Speaking to CNBC news anchor Sara Eisen on the show “Squawk on the Street,” the premier said that the majority of Israelis support defeating Hamas and are against a hostage deal that would leave the terrorist group in power in Gaza.
“People don’t lie. I mean, you could go in the streets and you can see the vast support that is there. And you can, you won’t know it because, you know, everybody’s fixated on these, these protests, which are financed, organized and so on. But they don’t reflect the majority of the people any more than the mobocracies in American campuses.
“These these protesters, these mobs, do they reflect the majority of the American people?” Netanyahu asked Eisen.

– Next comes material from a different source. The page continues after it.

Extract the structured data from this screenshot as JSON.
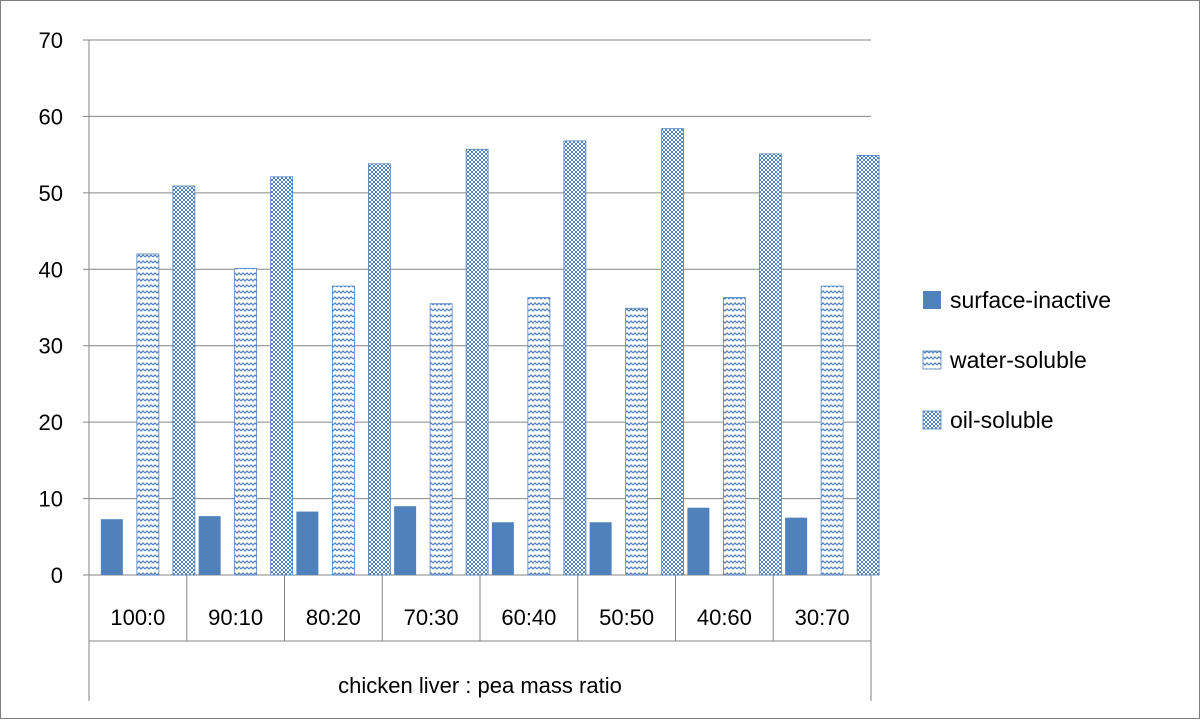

Eisen responded in the negative.
“No, well it’s the same thing here, the majority of the people here support a victory. They want to see a victory. They want to see Hamas removed because they understand that their very future is on the line,” the prime minister said.
Asked about increasing antisemitism on U.S. college campuses and what he views as the greatest security threat to American Jews, Netanyahu called the pro-Hamas demonstrations “quite serious.”
He said that his American friends, Jewish and non-Jewish alike, have said that they have never seen anything like the current climate of anti-Israel vitriol.
He highlighted the reactions to the protests.
“I was so deeply moved the other day when I saw these protesters, if you want to call them that, were burning American flags and in, I think in [the] University of North Carolina, they took down the American flag, hoisted on the flagpole the Palestinian flag,” Netanyahu said.
“And then American students, other students came in. They took down the Palestinian flag, re-hoisted the American flag, and then stood around the flagpole to protect the American flag. And I was so deeply moved because these people really understand it’s our common battle.”